There’s no denying that the global macroeconomic picture has continued to deteriorate rapidly over the past year, thanks in large part to the Federal Reserve’s quantitative easing measures (such as interest rate hikes). This has caused liquidity to dry up globally, affecting a whole range of markets including stocks, commodities and crypto.

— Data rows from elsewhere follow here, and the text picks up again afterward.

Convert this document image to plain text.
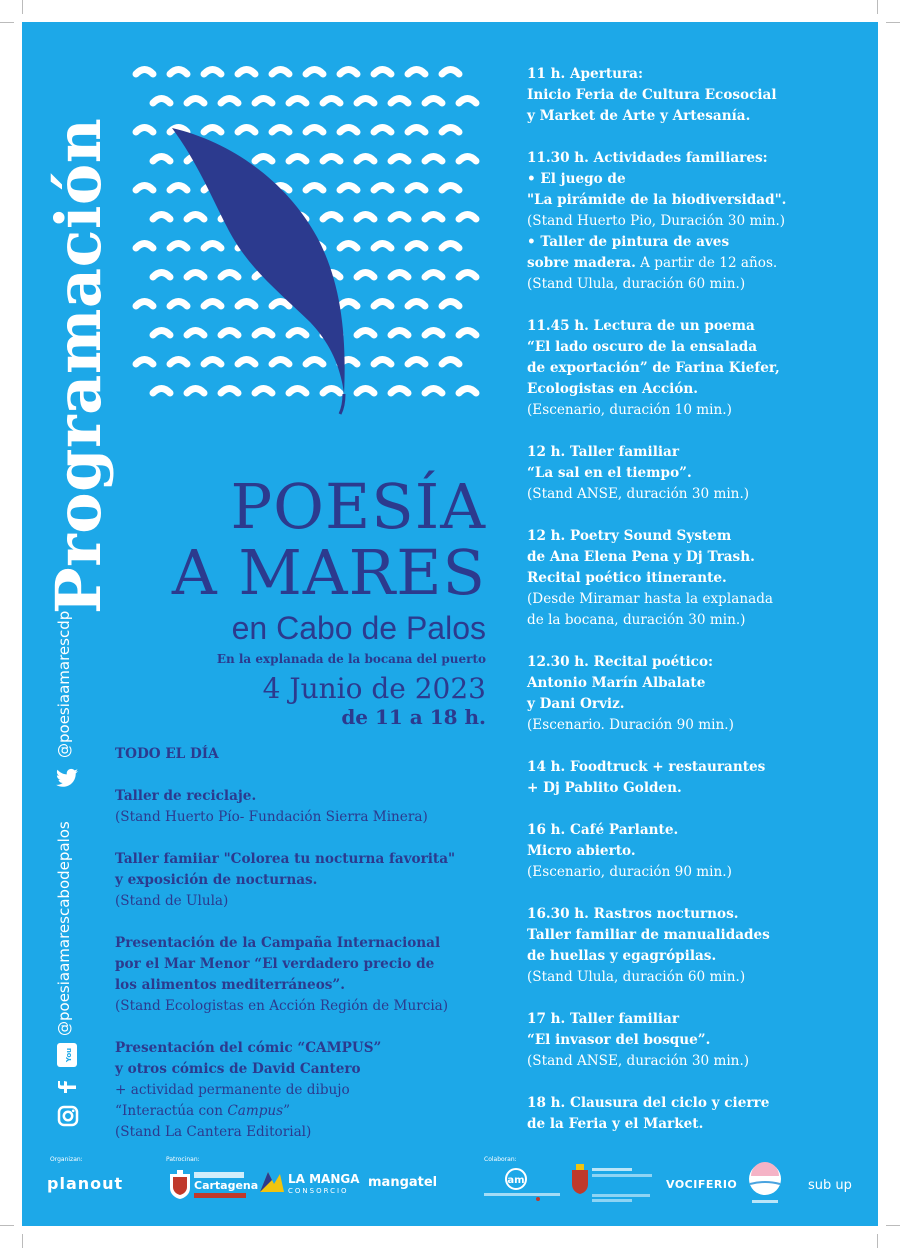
Programación
@poesiaamarescdp
@poesiaamarescabodepalos
You
POESÍA
A MARES
en Cabo de Palos
En la explanada de la bocana del puerto
4 Junio de 2023
de 11 a 18 h.
TODO EL DÍA
Taller de reciclaje.
(Stand Huerto Pío- Fundación Sierra Minera)
Taller famiiar "Colorea tu nocturna favorita"
y exposición de nocturnas.
(Stand de Ulula)
Presentación de la Campaña Internacional
por el Mar Menor “El verdadero precio de
los alimentos mediterráneos”.
(Stand Ecologistas en Acción Región de Murcia)
Presentación del cómic “CAMPUS”
y otros cómics de David Cantero
+ actividad permanente de dibujo
“Interactúa con Campus”
(Stand La Cantera Editorial)
11 h. Apertura:
Inicio Feria de Cultura Ecosocial
y Market de Arte y Artesanía.
11.30 h. Actividades familiares:
• El juego de
"La pirámide de la biodiversidad".
(Stand Huerto Pio, Duración 30 min.)
• Taller de pintura de aves
sobre madera. A partir de 12 años.
(Stand Ulula, duración 60 min.)
11.45 h. Lectura de un poema
“El lado oscuro de la ensalada
de exportación” de Farina Kiefer,
Ecologistas en Acción.
(Escenario, duración 10 min.)
12 h. Taller familiar
“La sal en el tiempo”.
(Stand ANSE, duración 30 min.)
12 h. Poetry Sound System
de Ana Elena Pena y Dj Trash.
Recital poético itinerante.
(Desde Miramar hasta la explanada
de la bocana, duración 30 min.)
12.30 h. Recital poético:
Antonio Marín Albalate
y Dani Orviz.
(Escenario. Duración 90 min.)
14 h. Foodtruck + restaurantes
+ Dj Pablito Golden.
16 h. Café Parlante.
Micro abierto.
(Escenario, duración 90 min.)
16.30 h. Rastros nocturnos.
Taller familiar de manualidades
de huellas y egagrópilas.
(Stand Ulula, duración 60 min.)
17 h. Taller familiar
“El invasor del bosque”.
(Stand ANSE, duración 30 min.)
18 h. Clausura del ciclo y cierre
de la Feria y el Market.
Organizan:	Patrocinan:	Colaboran:
planout	Cartagena LA MANGA
CONSORCIO
mangatel	am	VOCIFERIO	sub up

To that point, over the past few weeks, several crypto projects have gotten their hands on it to help spur the price action of their favorite assets. For example, community members associated with the popular decentralized exchange protocol Bancor recently voted down a critical proposal that reduces the total supply of its native cryptocurrency, the Bancor Network Token (BNT), by burning BNT to help strengthen potential asset price action.
In its simplest sense, a token burn can be thought of as a mechanism that allows for the removal of a fixed number of coins from a currency’s circulating supply. This helps to improve the supply-demand relationship of an asset, thus allowing for a possible appreciation of its value at a later stage. Many popular crypto exchanges and projects, including KuCoin, Binance, Gate.io, and MEXC Global, engage in these activities regularly.
What is changing and how will it affect Bancor?
Earlier this year, in June, Bancor suspended the distribution of its BNT token, leading to the suspension of its popular impermanent loss protection (ILP) program. Since then, the project has been rebuilding its digital infrastructure, with particular emphasis on redefining its tokenomics in order to mitigate any inflationary risk associated with BNT, as well as restoring its token reserves.
As mentioned above, a couple of days ago, 1M BNT was successfully burned after being brought and collected in the Bancor v3 vault. The one-time BNT burn, that was votedof the protocol’s DAO participants, was realized, with 0.5% of the coin’s circulating supply now irrevocably destroyed. These burning efforts are quite beneficial to the future health of the protocol as they allow the value of BNT to increase relative to the listed tokens while naturally replenishing the platform’s TKN reserves.
Additionally, a write-down of 21 million BNT is also being discussed as part of Bancor’s migration from v2.1 to v3. To be specific, the associated POL BNT that could be removed from the deck is around approx. $10.3 million or 21.9 million BNT, which is just over 10% of the circulating supply of BNT (200 million).
Finally, it’s also worth noting that the minting of BNT has been paused, a move that has added more deflationary pressure on the asset. Not only that, to counter the inflationary risks associated with the currency, Bancor’s governing community has approved a proposal to suspend BNT’s liquidity mining rewards.
vBNT continues to burn
Another important step Bancor has taken to strengthen its economic framework is to increase the rate at which domestic fees are used to buy BNT and burn vBNT. vBNT is Bancor’s governance token issued to users participating in BNT in Bancor’s various liquidity pools.
In this regard, it is worth noting that currently 90% of Bancor v3 fees are being used to acquire new BNTs, while 100% of Bancor v2.1 fees are being used to purchase BNTs and record vBNTs. The total amount of vBNT burned throughout 2022 has grown exponentially with each passing month, currently nearing $2.8 million.
The BNT token is currently trading around $0.4. However, at the height of the 2021 bull run, the asset rose to an all-time high of $9. Finally, the total circulating supply of BNT currently stands at 198.85 million, down from more than 240 million at the beginning of the year.